Despite being the most profitable sandwich brand in the world, Subway restaurants have never featured deli slicers like many competitors, including Jimmy John’s or Jersey Mike’s. Until now, the Connecticut-based chain has always opted to ship pre-sliced meats to stores.
“We were one of the few sub-stores, if only, that didn’t slice in the restaurant. we were paying a lot of money to have it decided upfront,” says Chidsey.
Does that mean there’s no more soggy, unappetizing day-old meat that Subway customers stare at when they place their orders? Theoretically yes, but Subway employees and customers are skeptical about how these deli slicers will actually be used.
Right off the bat, while the idea of a made-to-order (and sliced) sandwich is certainly appealing, it hardly confuses Subway’s assembly-line approach that has worked so well for the brand until recently. now. Using a meat slicer is no joke and requires careful preparation and cleaning. If Subway employees have to slice meat individually per sandwich order, it will dramatically increase prep times.

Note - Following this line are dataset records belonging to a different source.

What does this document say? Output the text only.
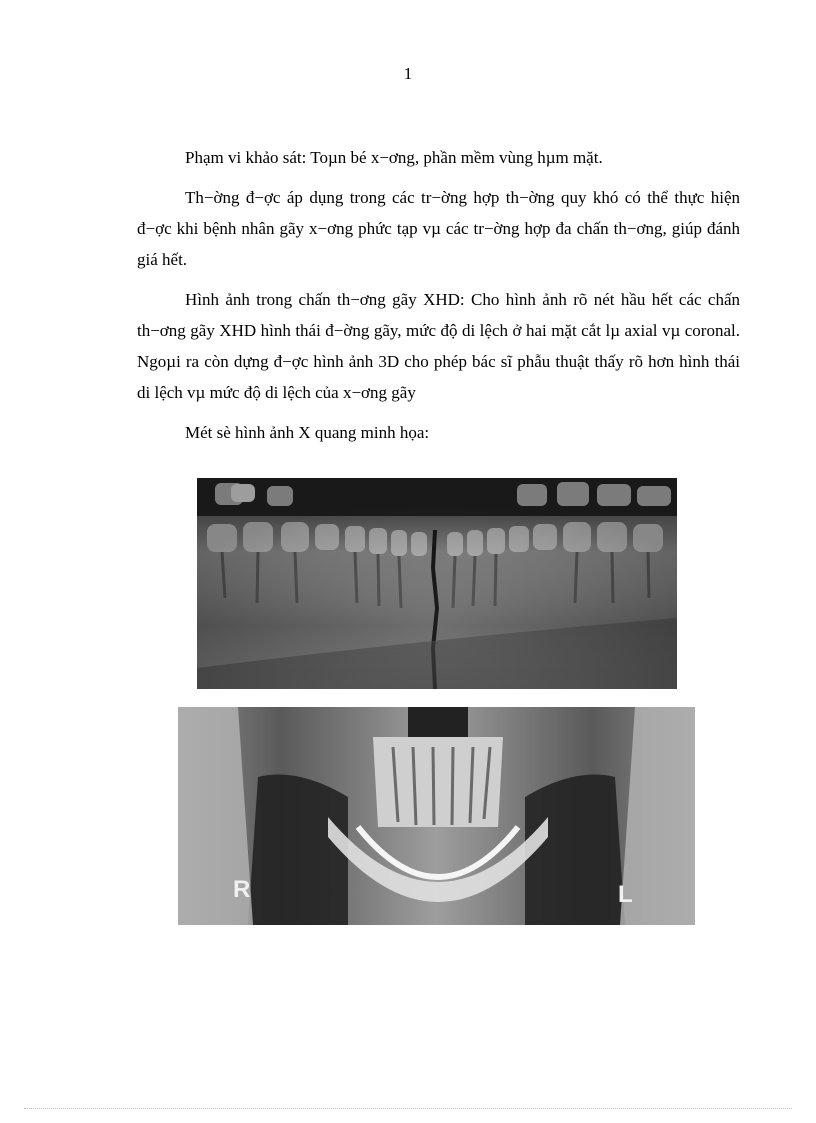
1

Phạm vi khảo sát: Toµn bé x−ơng, phần mềm vùng hµm mặt.

Th−ờng đ−ợc áp dụng trong các tr−ờng hợp th−ờng quy khó có thể thực hiện đ−ợc khi bệnh nhân gãy x−ơng phức tạp vµ các tr−ờng hợp đa chấn th−ơng, giúp đánh giá hết.

Hình ảnh trong chấn th−ơng gãy XHD: Cho hình ảnh rõ nét hầu hết các chấn th−ơng gãy XHD hình thái đ−ờng gãy, mức độ di lệch ở hai mặt cắt lµ axial vµ coronal. Ngoµi ra còn dựng đ−ợc hình ảnh 3D cho phép bác sĩ phẫu thuật thấy rõ hơn hình thái di lệch vµ mức độ di lệch của x−ơng gãy

Mét sè hình ảnh X quang minh họa:

R	L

Many who appear to be Subway employees shared these concerns on the Subway (r/Subway) subreddit when news of the slicers first broke. “Lmfao this will be hell in my busy understaffed store 💀 I will have a queue with only 1 new co-worker 🙃 ‘wait a minute sir let me cut 12 slices of turkey’,” wrote one user. “The one I work at just got it yesterday. I’m afraid I’ll have to use it. We don’t even have the space for it so it’s going to be a huge problem,” adds another Redditor.
Of course, Subway workers don’t necessarily have to wait for an order to start slicing. Another Redditor chimed in on the same thread and explained that many metros will likely schedule a “batch cut” in the morning to cover the whole day. This same comment suggests that most of the slicing will be done automatically.
“We’ll be slicing in batches in the morning instead of slicing for each sandwich. Instead of separating the slices to make them, you can just throw a log of meat on the slicer and let it do its thing,” the comment read.
What certainly won’t happen automatically, however, is the cleanup afterwards. Deli slicers quickly become breeding grounds for bacteria and food poisoning if not cleaned after each use.
“It will be a health nightmare,” writes a Redditor in the r/fastfood subreddit. “Deli slicers can be dangerous. I just don’t see how Subway is going to ensure that all locations in the United States have people who are properly trained in deli slicer safety, as well as cleaning and cleaning. mechanical maintenance,” adds another user.
While it remains to be seen how successful Subway’s deli slicer initiative will be, it’s reasonable to expect the sandwich chain to have another great fiscal year in 2023. Subway generated 9.4 billion in sales in 2021, and same-store sales grew 9.2% year-over-year in 2022.
“It’s been another great year for us on our transformation journey,” comments Chidsey. “The momentum created in 2021, we have maintained in 2022 and we are off to a great start in 2023.”
It’s an interesting time for the successful sandwich brand in more ways than one. Last month the the wall street journal reported that Subway, a private company, is quietly exploring a potential sale. If a deal is struck, the sandwich chain which has more than 36,000 locations worldwide is expected to be valued at more than $10 billion.